Defense Media Network

The Other Aircraft Carrier Named HMS Queen Elizabeth Was a ‘Might Have Been’ of Naval History

The large deck aircraft carrier the Royal Navy might have had nearly 50 years ago

The Royal Navy will formally name its newest aircraft carrier HMS Queen Elizabeth on July 4, 2014. The 21st century HMS Queen Elizabeth  – the largest warship ever built for the Royal Navy – will displace some 65,000 metric tons and carry more than 40 aircraft of various types. Many who attend the ceremony will be aware of a previous HMS Queen Elizabeth – the first of a class of battleships armed with 15-inch guns that fought in World War I and World War II. Few, however, will remember another Royal Navy aircraft carrier named Queen Elizabeth – one that unfortunately never made it to sea.
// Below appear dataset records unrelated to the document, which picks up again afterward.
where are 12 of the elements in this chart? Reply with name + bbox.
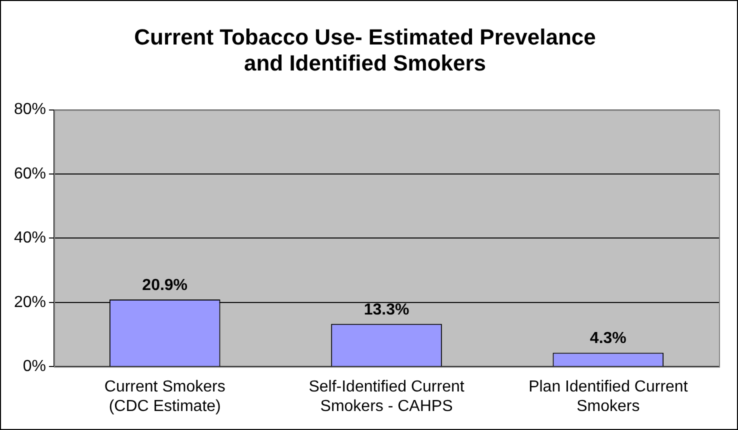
x-tick-label: Plan Identified Current Smokers <box>528 378 688 415</box>
data-label: 4.3% <box>590 330 626 348</box>
x-tick-label: Current Smokers (CDC Estimate) <box>104 378 226 415</box>
y-tick-label: 60% <box>14 165 46 182</box>
y-tick-label: 80% <box>14 101 46 118</box>
chart-title: Current Tobacco Use- Estimated Prevelance and Identified Smokers <box>134 24 596 76</box>
y-tick-label: 0% <box>22 358 46 376</box>
data-label: 20.9% <box>142 276 188 294</box>
data-label: 13.3% <box>364 301 410 318</box>
x-tick-label: Self-Identified Current Smokers - CAHPS <box>308 378 465 415</box>
y-tick-label: 40% <box>14 230 46 247</box>
y-tick-label: 20% <box>14 294 46 311</box>
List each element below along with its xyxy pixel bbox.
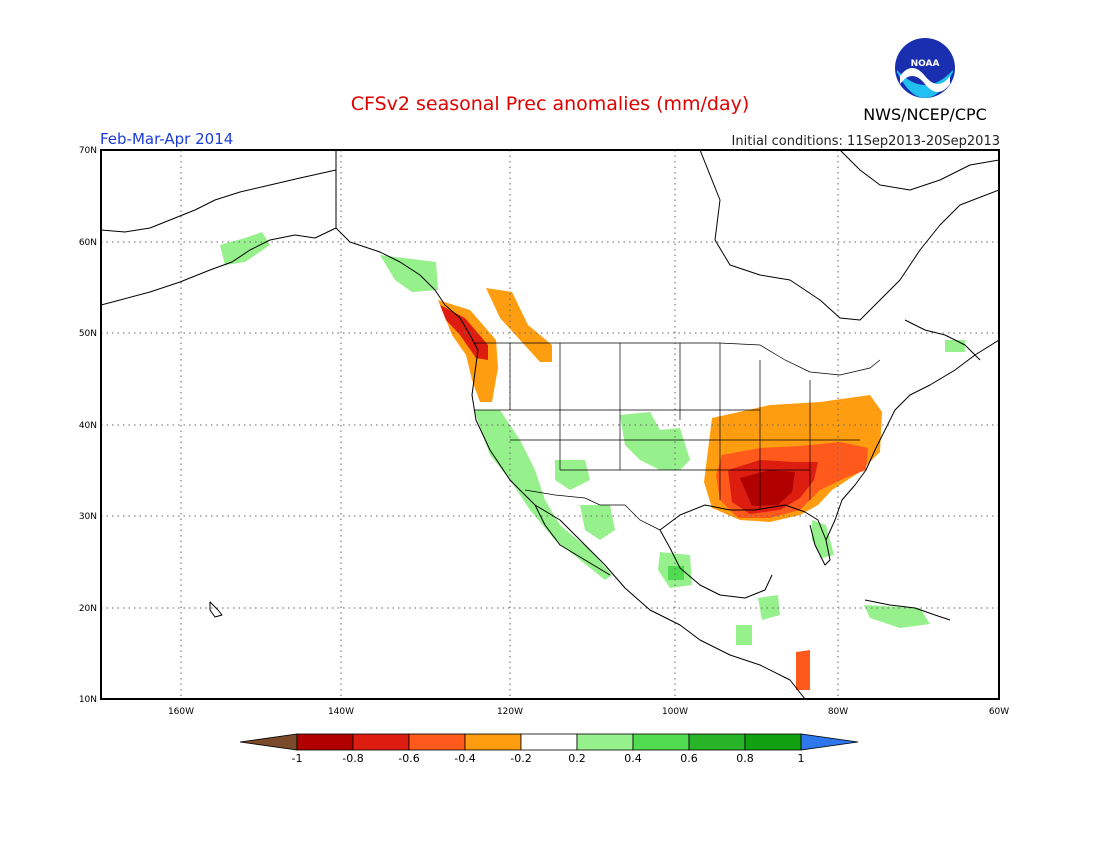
season-label: Feb-Mar-Apr 2014 (100, 130, 233, 148)
anomaly-mexico-green (580, 505, 615, 540)
anomaly-arizona-green (555, 460, 590, 490)
lat-tick: 50N (79, 329, 97, 339)
anomaly-caribbean-green (758, 595, 780, 620)
hawaii-coast (209, 601, 223, 618)
map-panel (100, 149, 1000, 700)
atlantic-coastline (825, 339, 999, 541)
colorbar-tick-label: -0.6 (398, 752, 419, 765)
anomaly-antilles-green (864, 605, 930, 628)
gulf-coast-mexico (659, 529, 773, 599)
colorbar-segment (520, 733, 578, 751)
arctic-islands-coast (839, 150, 999, 191)
lon-tick: 60W (989, 707, 1009, 717)
anomaly-gulf-strong-green (668, 566, 684, 580)
lat-tick: 30N (79, 512, 97, 522)
us-mexico-border (524, 489, 661, 531)
state-borders-horizontal (475, 409, 860, 471)
colorbar-segment (464, 733, 522, 751)
us-canada-border (475, 342, 881, 376)
anomaly-rockies-orange (486, 288, 552, 362)
lon-tick: 140W (328, 707, 354, 717)
colorbar-tick-label: -0.8 (342, 752, 363, 765)
lon-tick-labels: 160W 140W 120W 100W 80W 60W (168, 707, 1009, 717)
agency-label: NWS/NCEP/CPC (863, 105, 987, 124)
greater-antilles-coast (864, 599, 951, 621)
noaa-logo: NOAA (895, 38, 955, 98)
lon-tick: 80W (828, 707, 848, 717)
colorbar: -1 -0.8 -0.6 -0.4 -0.2 0.2 0.4 0.6 0.8 1 (239, 733, 859, 765)
lon-tick: 160W (168, 707, 194, 717)
map-frame (100, 149, 1000, 700)
gulf-coast-us (659, 504, 831, 566)
anomaly-centralamerica-red (796, 650, 810, 690)
lat-tick: 40N (79, 421, 97, 431)
anomaly-newfoundland-green (945, 340, 965, 352)
chart-title: CFSv2 seasonal Prec anomalies (mm/day) (351, 93, 750, 115)
colorbar-arrow-right (800, 733, 859, 751)
colorbar-tick-label: -0.4 (454, 752, 475, 765)
labrador-coast (904, 319, 981, 361)
lat-tick: 70N (79, 146, 97, 156)
pacific-coastline (335, 150, 806, 699)
colorbar-arrow-left (239, 733, 298, 751)
colorbar-tick-label: 0.8 (736, 752, 754, 765)
colorbar-tick-label: 0.2 (568, 752, 586, 765)
colorbar-tick-label: 0.4 (624, 752, 642, 765)
colorbar-segment (352, 733, 410, 751)
lat-tick: 20N (79, 604, 97, 614)
colorbar-tick-label: -0.2 (510, 752, 531, 765)
lat-tick: 10N (79, 695, 97, 705)
anomaly-florida-green (812, 520, 834, 558)
anomaly-alaska-green (380, 255, 438, 292)
state-borders (509, 343, 811, 510)
anomaly-southwest-green (474, 410, 612, 580)
colorbar-tick-label: -1 (292, 752, 303, 765)
lon-tick: 120W (497, 707, 523, 717)
colorbar-segment (632, 733, 690, 751)
colorbar-segment (744, 733, 802, 751)
colorbar-segment (296, 733, 354, 751)
noaa-logo-gull-icon (900, 68, 950, 92)
anomaly-centralamerica-green (736, 625, 752, 645)
baja-coastline (534, 504, 611, 576)
political-borders (475, 342, 881, 531)
coastlines (101, 150, 999, 699)
colorbar-segment (576, 733, 634, 751)
alaska-south-coast (101, 227, 337, 306)
anomaly-texas-green (620, 412, 690, 470)
anomaly-westalaska-green (220, 232, 270, 265)
lat-tick: 60N (79, 238, 97, 248)
colorbar-tick-label: 1 (798, 752, 805, 765)
colorbar-tick-label: 0.6 (680, 752, 698, 765)
colorbar-segment (408, 733, 466, 751)
noaa-logo-text: NOAA (911, 59, 940, 69)
lon-tick: 100W (662, 707, 688, 717)
lat-tick-labels: 70N 60N 50N 40N 30N 20N 10N (79, 146, 97, 705)
colorbar-segment (688, 733, 746, 751)
graticule (101, 150, 999, 699)
alaska-north-coast (101, 169, 337, 233)
hudson-bay-coast (699, 150, 999, 321)
initial-conditions-label: Initial conditions: 11Sep2013-20Sep2013 (732, 134, 1000, 149)
anomaly-southeast-darkred (740, 470, 795, 506)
Other than ships laid down during World War II, the UK built no new aircraft carriers in the years following the war, instead reconstructing a handful of the larger, newer war-built carriers to operate the latest high-performance aircraft. These modernized carriers, such as HMS Ark Royal, however, were at the lower limit of size needed to operate heavier, more powerful aircraft. Operational needs and advancing aircraft performance demanded a larger carrier. HMS Queen Elizabeth (CVA-01) was the product of a 1960 study that found that a large aircraft carrier of approximately 53,000 metric tons represented the best option for the nation’s needs. Originally, four were planned, but this number was reduced to three before it was ultimately reduced to zero.
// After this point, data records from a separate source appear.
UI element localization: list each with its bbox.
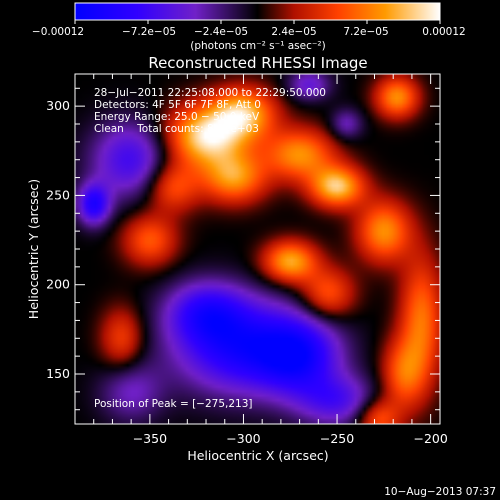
colorbar-tick-label: 2.4e−05 xyxy=(271,26,316,38)
annotation-energy-range: Energy Range: 25.0 − 50.0 keV xyxy=(94,111,260,123)
x-tick-label: −200 xyxy=(413,431,447,446)
colorbar-units-label: (photons cm⁻² s⁻¹ asec⁻²) xyxy=(190,40,325,52)
colorbar-tick-label: −0.00012 xyxy=(32,26,84,38)
x-tick-label: −350 xyxy=(133,431,167,446)
y-tick-label: 300 xyxy=(46,98,70,113)
x-tick-label: −250 xyxy=(320,431,354,446)
y-tick-label: 200 xyxy=(46,277,70,292)
y-tick-labels: 150 200 250 300 xyxy=(46,98,70,381)
colorbar-tick-labels: −0.00012 −7.2e−05 −2.4e−05 2.4e−05 7.2e−… xyxy=(32,26,466,38)
footer-timestamp: 10−Aug−2013 07:37 xyxy=(384,486,496,498)
annotation-detectors: Detectors: 4F 5F 6F 7F 8F, Att 0 xyxy=(94,99,261,111)
colorbar-tick-label: −7.2e−05 xyxy=(122,26,176,38)
annotation-time-range: 28−Jul−2011 22:25:08.000 to 22:29:50.000 xyxy=(94,87,326,99)
x-axis-label: Heliocentric X (arcsec) xyxy=(187,448,328,463)
colorbar-tick-label: 7.2e−05 xyxy=(343,26,388,38)
annotation-counts: Clean Total counts: 8.63e+03 xyxy=(94,123,259,135)
y-tick-label: 250 xyxy=(46,187,70,202)
y-tick-label: 150 xyxy=(46,366,70,381)
chart-title: Reconstructed RHESSI Image xyxy=(148,54,367,72)
x-tick-label: −300 xyxy=(226,431,260,446)
colorbar xyxy=(74,2,441,21)
heatmap-image xyxy=(75,74,440,424)
colorbar-tick-label: −2.4e−05 xyxy=(194,26,248,38)
colorbar-tick-label: 0.00012 xyxy=(422,26,465,38)
peak-position-label: Position of Peak = [−275,213] xyxy=(94,398,253,410)
axis-ticks xyxy=(74,74,440,424)
annotation-block: 28−Jul−2011 22:25:08.000 to 22:29:50.000… xyxy=(94,87,326,135)
y-axis-label: Heliocentric Y (arcsec) xyxy=(26,179,41,319)
x-tick-labels: −350 −300 −250 −200 xyxy=(133,431,448,446)
colorbar-ticks xyxy=(74,20,441,24)
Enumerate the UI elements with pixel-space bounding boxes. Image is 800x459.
HMS Queen Elizabeth port stern

Another artist’s impression of CVA-01. Note the quarterdeck aft of the rounddown, location of the arresting gear nearly amidships, and substantial parking area to starboard. Imperial War Museum image

CVA-01 was expected to embark an air group of 36 strike aircraft and fighters, four AEW aircraft, and eight helicopters; six for anti-submarine warfare and two for plane guard/search and rescue duties. The large hangar deck was meant to have enough space for another squadron in “surge” situations. Today’s HMS Queen Elizabeth was also designed to embark another squadron should needs dictate.

The ships would have used an advanced steam plant to drive three screws and power the two catapults. The catapults, located on the port waist and starboard bow, had a 250-foot stroke and could launch a 55,000-pound aircraft at up to 115 knots.
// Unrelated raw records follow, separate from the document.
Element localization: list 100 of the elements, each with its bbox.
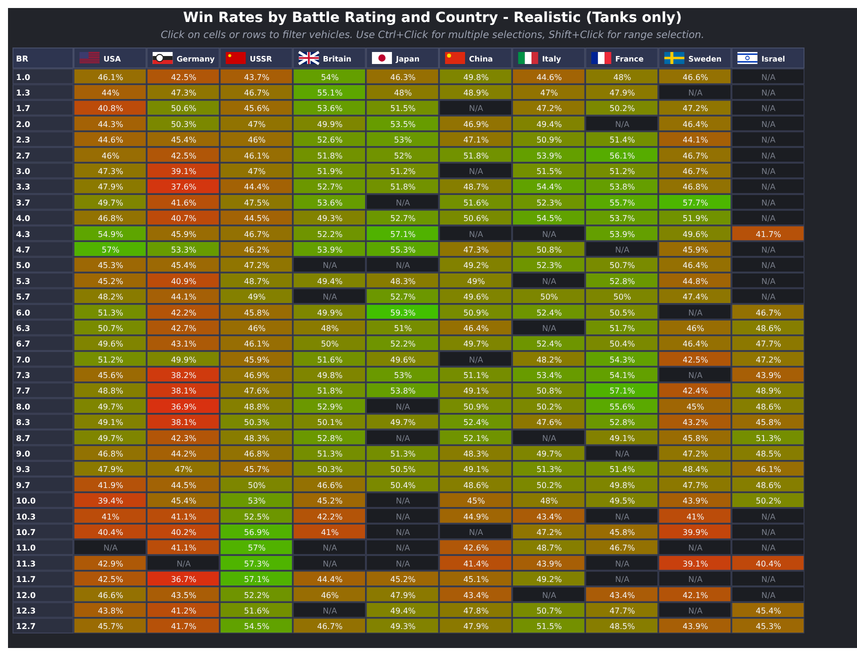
data-label: 52.8% bbox=[610, 276, 636, 286]
data-label: 46.4% bbox=[682, 340, 708, 349]
data-label: 52.4% bbox=[463, 418, 490, 428]
data-label: 52.7% bbox=[390, 214, 416, 224]
data-label: 52.4% bbox=[536, 340, 562, 349]
data-label: 53% bbox=[394, 136, 412, 145]
data-label: 54.3% bbox=[610, 355, 636, 364]
empty-cell: N/A bbox=[658, 539, 732, 555]
empty-cell: N/A bbox=[732, 116, 804, 132]
data-label: 53.8% bbox=[610, 182, 636, 192]
data-label: 49.8% bbox=[317, 371, 343, 380]
data-label: 52.7% bbox=[317, 182, 343, 192]
data-label: 41.6% bbox=[170, 198, 197, 208]
y-tick-label: 3.0 bbox=[16, 167, 31, 176]
empty-cell: N/A bbox=[732, 68, 804, 84]
data-label: 46.7% bbox=[756, 308, 782, 318]
data-label: 51.6% bbox=[463, 198, 490, 208]
data-label: 45.6% bbox=[244, 104, 270, 114]
data-label: 48% bbox=[320, 324, 340, 333]
data-label: 47% bbox=[540, 88, 558, 98]
data-label: 48.6% bbox=[463, 480, 490, 490]
y-tick-label: 2.7 bbox=[16, 151, 30, 160]
data-label: 44.4% bbox=[244, 182, 270, 192]
data-label: 46% bbox=[102, 151, 120, 160]
data-label: 42.2% bbox=[170, 308, 197, 318]
data-label: 51.9% bbox=[682, 214, 708, 224]
empty-cell: N/A bbox=[366, 398, 439, 414]
data-label: 46% bbox=[248, 324, 266, 333]
data-label: 46.1% bbox=[244, 340, 270, 349]
data-label: 45.9% bbox=[682, 245, 708, 254]
data-label: 46% bbox=[320, 590, 340, 600]
data-label: 50.5% bbox=[610, 308, 636, 318]
data-label: 42.6% bbox=[463, 544, 490, 553]
data-label: 57.1% bbox=[610, 386, 636, 396]
empty-cell: N/A bbox=[146, 555, 220, 571]
data-label: 39.1% bbox=[170, 167, 197, 176]
empty-cell: N/A bbox=[732, 178, 804, 194]
data-label: 41.7% bbox=[170, 622, 197, 632]
data-label: 43.7% bbox=[244, 72, 270, 82]
empty-cell: N/A bbox=[74, 539, 146, 555]
empty-cell: N/A bbox=[292, 539, 366, 555]
data-label: 45.8% bbox=[682, 434, 708, 443]
data-label: 49.6% bbox=[682, 230, 708, 239]
data-label: 45.7% bbox=[244, 465, 270, 474]
data-label: 46.8% bbox=[244, 450, 270, 459]
y-tick-label: 11.3 bbox=[16, 559, 36, 568]
empty-cell: N/A bbox=[366, 524, 439, 540]
data-label: 57.3% bbox=[244, 559, 270, 568]
data-label: 47.1% bbox=[463, 136, 490, 145]
data-label: 49.6% bbox=[463, 292, 490, 302]
data-label: 51% bbox=[394, 324, 412, 333]
data-label: 54.1% bbox=[610, 371, 636, 380]
data-label: 51.2% bbox=[98, 355, 124, 364]
chart-title: Win Rates by Battle Rating and Country - Realistic (Tanks only) bbox=[183, 10, 682, 26]
data-label: 45.3% bbox=[98, 261, 124, 270]
y-tick-label: 9.7 bbox=[16, 480, 30, 490]
data-label: 57.1% bbox=[390, 230, 416, 239]
y-tick-label: 9.0 bbox=[16, 450, 31, 459]
data-label: 48.7% bbox=[244, 276, 270, 286]
data-label: 51.8% bbox=[317, 151, 343, 160]
empty-cell: N/A bbox=[585, 116, 658, 132]
data-label: 47.3% bbox=[463, 245, 490, 254]
data-label: 42.5% bbox=[170, 151, 197, 160]
empty-cell: N/A bbox=[732, 241, 804, 257]
data-label: 45.4% bbox=[170, 496, 197, 506]
data-label: 50.2% bbox=[756, 496, 782, 506]
data-label: 49.4% bbox=[536, 120, 562, 129]
data-label: 40.9% bbox=[170, 276, 197, 286]
data-label: 44.6% bbox=[98, 136, 124, 145]
data-label: 40.2% bbox=[170, 528, 197, 537]
data-label: 51.6% bbox=[244, 606, 270, 616]
data-label: 41.7% bbox=[756, 230, 782, 239]
y-tick-label: 7.7 bbox=[16, 386, 30, 396]
data-label: 46.4% bbox=[682, 120, 708, 129]
y-tick-label: 5.7 bbox=[16, 292, 30, 302]
y-tick-label: 5.0 bbox=[16, 261, 31, 270]
data-label: 48.7% bbox=[463, 182, 490, 192]
data-label: 55.6% bbox=[610, 402, 636, 412]
data-label: 47.6% bbox=[536, 418, 562, 428]
data-label: 48.6% bbox=[756, 402, 782, 412]
y-tick-label: 6.0 bbox=[16, 308, 31, 318]
empty-cell: N/A bbox=[732, 508, 804, 524]
data-label: 47% bbox=[248, 120, 266, 129]
empty-cell: N/A bbox=[439, 524, 512, 540]
data-label: 46.6% bbox=[317, 480, 343, 490]
data-label: 40.4% bbox=[756, 559, 782, 568]
empty-cell: N/A bbox=[439, 351, 512, 367]
y-tick-label: 10.7 bbox=[16, 528, 36, 537]
empty-cell: N/A bbox=[439, 100, 512, 116]
data-label: 55.7% bbox=[610, 198, 636, 208]
data-label: 45.4% bbox=[756, 606, 782, 616]
empty-cell: N/A bbox=[732, 131, 804, 147]
empty-cell: N/A bbox=[585, 241, 658, 257]
empty-cell: N/A bbox=[585, 555, 658, 571]
empty-cell: N/A bbox=[439, 226, 512, 242]
empty-cell: N/A bbox=[366, 508, 439, 524]
data-label: 43.5% bbox=[170, 590, 197, 600]
data-label: 49.7% bbox=[536, 450, 562, 459]
data-label: 51.8% bbox=[463, 151, 490, 160]
data-label: 46.7% bbox=[317, 622, 343, 632]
CVA-01 HMS Queen Elizabeth 1970

Starboard and portside views of a notional HMS Queen Elizabeth in 1970, as well as a view from directly above showing the “parallel deck” layout of the flight deck. Image by Wakazashi, Hood, and Bombhead; CoA courtesy of K.W. Vestergaard

CVA-01 was designed with a “parallel deck” arrangement. There was a 3-degree angled deck to port, with a large parking area to starboard. The parallel deck design moved the arresting gear forward toward the midpoint of the ship, which would help with landing in rough weather, as there would be less of a pitching movement at the midpoint of the ship than with the wires right aft. In addition, rather than the rounddown of the flight deck overhanging the hangar at the stern of the ship, there was a small quarterdeck onto which the hangar opened, where aircraft could be moved for engine tests. The quarterdeck would also have mounted a twin-arm Sea Dart surface-to-air missile launcher to protect against enemy aircraft. Two elevators, one on the deck edge astern of the island and one inboard and forward of the island, could move aircraft to and from the hangar deck without affecting flight operations. A flight deck view of today’s HMS Queen Elizabeth shows a similar, very wide flight deck. Because the ship is configured to operate STOVL F-35Bs, there is a relatively spacious parking area to starboard of the landing area, reminiscent of CVA-01’s parallel deck.

Like today’s Queen Elizabeth, CVA-01 also originally had two islands; the area between them was later revised in the design stage to incorporate a “garage” for the deck tractors and other equipment, and the decks above this space were then divided into offices and squadron spaces, so that the islands appeared to be one continuous unit. CVA-01’s island was located farther inboard on the flight deck than in typical aircraft carrier designs, so that aircraft could taxi to the starboard catapult outboard of the island on what was called the “Alaska Highway.” This would facilitate simultaneous launch and recovery operations. In fact, up to 30 aircraft could be parked on deck without obstructing the angled deck.

CVA-02 was to have been named HMS Duke of Edinburgh, and CVA-03 HMS Prince of Wales, which makes for yet another parallel, as the second aircraft carrier in the 21st century’s Queen Elizabeth class is also to be named HMS Prince of Wales.

All three aircraft carriers of the class were cancelled in February 1966, in the wake of the 1966 Defense White Paper. Luckily, this time history has not repeated itself, and it seems the Royal Navy is finally well on the way to receiving the large deck aircraft carrier it should have had nearly 50 years ago.